For IBM, the key issue driving this move is to prevent Microsoft, Sun, or any other vendor from using a core technology to dominate the industry. This point was reinforced in the most recent edition of the IBM annual report, in which company CEO and Chairman Lou Gerstner said that eliminating technology choke points is a key goal for the company.

IBM officials contend that their approach to enabling technologies is in sharp contrast to those of Microsoft and Sun, both of whom are leveraging their respective investments in Windows and Java to limit choice.

"I think [IBM's] move is acknowledging [the] reality ... that more and more people are not building [applications] to specific operating system environments.

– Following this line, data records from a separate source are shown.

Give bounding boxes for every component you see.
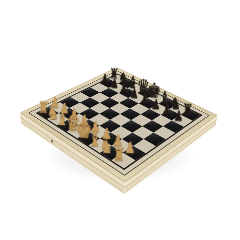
board-tilt-wrapper: ♜♞♝♛♚♝♞♜♟♟♟♟♟♟♟♟♟♟♟♟♟♟♟♟♜♞♝♛♚♝♞♜ <box>0 0 240 240</box>
piece-white-rook: ♜ <box>112 145 126 164</box>
piece-black-pawn: ♟ <box>162 103 173 117</box>
clasp-pin-icon <box>51 139 53 143</box>
piece-white-pawn: ♟ <box>124 140 136 156</box>
chess-board-box: ♜♞♝♛♚♝♞♜♟♟♟♟♟♟♟♟♟♟♟♟♟♟♟♟♜♞♝♛♚♝♞♜ <box>20 67 218 182</box>
piece-black-pawn: ♟ <box>173 109 184 124</box>
chess-set-photo: ♜♞♝♛♚♝♞♜♟♟♟♟♟♟♟♟♟♟♟♟♟♟♟♟♜♞♝♛♚♝♞♜ <box>0 0 240 240</box>
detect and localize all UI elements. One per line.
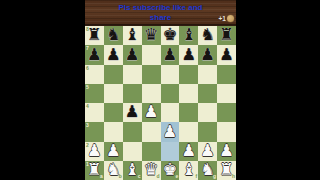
banner-title: Pls subscribe like and share [85, 0, 236, 22]
square-d7[interactable] [142, 45, 161, 64]
square-c2[interactable] [123, 142, 142, 161]
rank-label-2: 2 [86, 143, 89, 148]
square-h4[interactable] [217, 103, 236, 122]
black-bishop: ♝ [179, 26, 198, 45]
black-knight: ♞ [104, 26, 123, 45]
banner-title-line1: Pls subscribe like and [118, 3, 202, 12]
white-pawn: ♟ [198, 142, 217, 161]
white-knight: ♞ [198, 161, 217, 180]
black-pawn: ♟ [217, 45, 236, 64]
square-a3[interactable]: 3 [85, 122, 104, 141]
square-b4[interactable] [104, 103, 123, 122]
square-g1[interactable]: g♞ [198, 161, 217, 180]
square-f6[interactable] [179, 65, 198, 84]
captured-piece-icon [227, 15, 234, 22]
white-bishop: ♝ [123, 161, 142, 180]
chess-board: 8♜♞♝♛♚♝♞♜7♟♟♟♟♟♟♟654♟♟3♟2♟♟♟♟♟1a♜b♞c♝d♛e… [85, 26, 236, 180]
square-b7[interactable]: ♟ [104, 45, 123, 64]
banner: Pls subscribe like and share +1 [85, 0, 236, 26]
white-pawn: ♟ [217, 142, 236, 161]
rank-label-7: 7 [86, 46, 89, 51]
square-f2[interactable]: ♟ [179, 142, 198, 161]
square-b6[interactable] [104, 65, 123, 84]
square-h7[interactable]: ♟ [217, 45, 236, 64]
square-a7[interactable]: 7♟ [85, 45, 104, 64]
white-king: ♚ [161, 161, 180, 180]
square-d5[interactable] [142, 84, 161, 103]
white-pawn: ♟ [161, 122, 180, 141]
square-h6[interactable] [217, 65, 236, 84]
square-b3[interactable] [104, 122, 123, 141]
file-label-f: f [196, 174, 198, 179]
white-pawn: ♟ [142, 103, 161, 122]
square-a6[interactable]: 6 [85, 65, 104, 84]
square-c3[interactable] [123, 122, 142, 141]
square-e8[interactable]: ♚ [161, 26, 180, 45]
square-e5[interactable] [161, 84, 180, 103]
square-g5[interactable] [198, 84, 217, 103]
square-g4[interactable] [198, 103, 217, 122]
square-a8[interactable]: 8♜ [85, 26, 104, 45]
square-b8[interactable]: ♞ [104, 26, 123, 45]
square-e4[interactable] [161, 103, 180, 122]
square-f3[interactable] [179, 122, 198, 141]
white-rook: ♜ [85, 161, 104, 180]
app-content: Pls subscribe like and share +1 8♜♞♝♛♚♝♞… [85, 0, 236, 180]
white-pawn: ♟ [85, 142, 104, 161]
file-label-e: e [176, 174, 179, 179]
rank-label-1: 1 [86, 162, 89, 167]
material-advantage-badge: +1 [219, 15, 226, 22]
rank-label-4: 4 [86, 104, 89, 109]
square-d2[interactable] [142, 142, 161, 161]
banner-title-line2: share [150, 13, 171, 22]
square-d8[interactable]: ♛ [142, 26, 161, 45]
rank-label-5: 5 [86, 85, 89, 90]
file-label-b: b [119, 174, 122, 179]
square-h1[interactable]: h♜ [217, 161, 236, 180]
square-b5[interactable] [104, 84, 123, 103]
black-pawn: ♟ [123, 103, 142, 122]
square-d4[interactable]: ♟ [142, 103, 161, 122]
file-label-d: d [156, 174, 159, 179]
white-rook: ♜ [217, 161, 236, 180]
file-label-h: h [232, 174, 235, 179]
black-pawn: ♟ [85, 45, 104, 64]
square-b1[interactable]: b♞ [104, 161, 123, 180]
black-rook: ♜ [217, 26, 236, 45]
square-c1[interactable]: c♝ [123, 161, 142, 180]
square-e6[interactable] [161, 65, 180, 84]
file-label-g: g [213, 174, 216, 179]
square-f7[interactable]: ♟ [179, 45, 198, 64]
square-h2[interactable]: ♟ [217, 142, 236, 161]
black-pawn: ♟ [123, 45, 142, 64]
square-b2[interactable]: ♟ [104, 142, 123, 161]
black-rook: ♜ [85, 26, 104, 45]
file-label-c: c [138, 174, 141, 179]
square-d3[interactable] [142, 122, 161, 141]
white-pawn: ♟ [104, 142, 123, 161]
white-knight: ♞ [104, 161, 123, 180]
square-g7[interactable]: ♟ [198, 45, 217, 64]
black-pawn: ♟ [179, 45, 198, 64]
white-bishop: ♝ [179, 161, 198, 180]
square-g3[interactable] [198, 122, 217, 141]
square-e2[interactable] [161, 142, 180, 161]
square-d1[interactable]: d♛ [142, 161, 161, 180]
black-pawn: ♟ [161, 45, 180, 64]
square-c6[interactable] [123, 65, 142, 84]
material-badge-group: +1 [219, 15, 234, 22]
square-g6[interactable] [198, 65, 217, 84]
square-a4[interactable]: 4 [85, 103, 104, 122]
square-g8[interactable]: ♞ [198, 26, 217, 45]
square-f8[interactable]: ♝ [179, 26, 198, 45]
black-bishop: ♝ [123, 26, 142, 45]
rank-label-3: 3 [86, 123, 89, 128]
white-pawn: ♟ [179, 142, 198, 161]
square-f5[interactable] [179, 84, 198, 103]
file-label-a: a [100, 174, 103, 179]
black-king: ♚ [161, 26, 180, 45]
left-letterbox [0, 0, 85, 180]
right-letterbox [236, 0, 320, 180]
square-e7[interactable]: ♟ [161, 45, 180, 64]
square-h5[interactable] [217, 84, 236, 103]
square-a2[interactable]: 2♟ [85, 142, 104, 161]
square-c5[interactable] [123, 84, 142, 103]
square-d6[interactable] [142, 65, 161, 84]
square-c8[interactable]: ♝ [123, 26, 142, 45]
square-e3[interactable]: ♟ [161, 122, 180, 141]
square-e1[interactable]: e♚ [161, 161, 180, 180]
square-a5[interactable]: 5 [85, 84, 104, 103]
square-f4[interactable] [179, 103, 198, 122]
black-pawn: ♟ [104, 45, 123, 64]
black-pawn: ♟ [198, 45, 217, 64]
square-a1[interactable]: 1a♜ [85, 161, 104, 180]
white-queen: ♛ [142, 161, 161, 180]
square-c7[interactable]: ♟ [123, 45, 142, 64]
square-h3[interactable] [217, 122, 236, 141]
square-h8[interactable]: ♜ [217, 26, 236, 45]
black-knight: ♞ [198, 26, 217, 45]
square-g2[interactable]: ♟ [198, 142, 217, 161]
rank-label-8: 8 [86, 27, 89, 32]
rank-label-6: 6 [86, 66, 89, 71]
video-frame: Pls subscribe like and share +1 8♜♞♝♛♚♝♞… [0, 0, 320, 180]
black-queen: ♛ [142, 26, 161, 45]
square-f1[interactable]: f♝ [179, 161, 198, 180]
square-c4[interactable]: ♟ [123, 103, 142, 122]
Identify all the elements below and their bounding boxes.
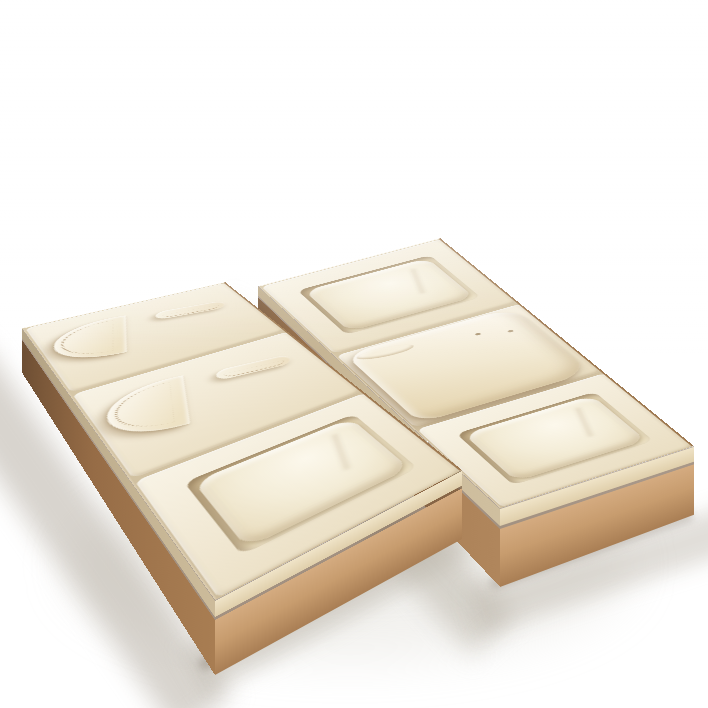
perforation-dots — [345, 354, 349, 356]
product-photo — [0, 0, 708, 708]
watch-pillow — [464, 395, 647, 481]
bar-earring-pad — [155, 300, 226, 320]
perforation-dots — [162, 305, 219, 318]
halfmoon-earring-pad — [51, 315, 126, 366]
pillow-crease — [332, 433, 349, 469]
bar-earring-pad — [215, 354, 292, 381]
halfmoon-earring-pad — [107, 375, 190, 444]
perforation-dots — [59, 320, 113, 361]
pillow-crease — [575, 407, 592, 436]
perforation-dots — [115, 382, 175, 437]
watch-pillow — [304, 258, 474, 331]
pillow-crease — [411, 268, 424, 293]
perforation-dots — [224, 360, 286, 378]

Whenever possible, they are building to a higher level than the OS," said Dan Kusnetzky, senior analyst at IDC, in Framingham, Mass.

In general, IBM officials said that efforts such as Microsoft.NET and Sun's iPlanet are little more than attempts to extend open technologies using proprietary technology.

"The problem is that even if what they offer is 90 percent healthy and only 10 percent rat poison, the rat poison is still going to kill you," said Scott Hebner, director of e-business marketing at the IBM Software Group.

Hebner said that should Microsoft gain the acceptance of a major industry-standards body such as the European Computer Manufacturers' Association for its forthcoming C# initiative, IBM would likely place support for C# on a par with Java given Sun's reluctance to make Java a truly open standard.

If IBM gives WebSphere to the open-source community, it will have a profound impact on the 40 or so vendors offering rival application servers, in that these products will become commodity level.

"If all you're doing is spitting out EJBs [Enterprise JavaBeans], it doesn't matter what the app looks like," said Tracy Corbo, senior analyst at consultancy Hurwitz Group, in Framingham, Mass. "We might see consolidation because we don't need 40 application servers."

As a result, Corbo continued, application server vendors such as Bluestone and BEA will have to address IBM's open-sourcing WebSphere to compete, although Corbo doubts such companies will release their application servers to the open-source community.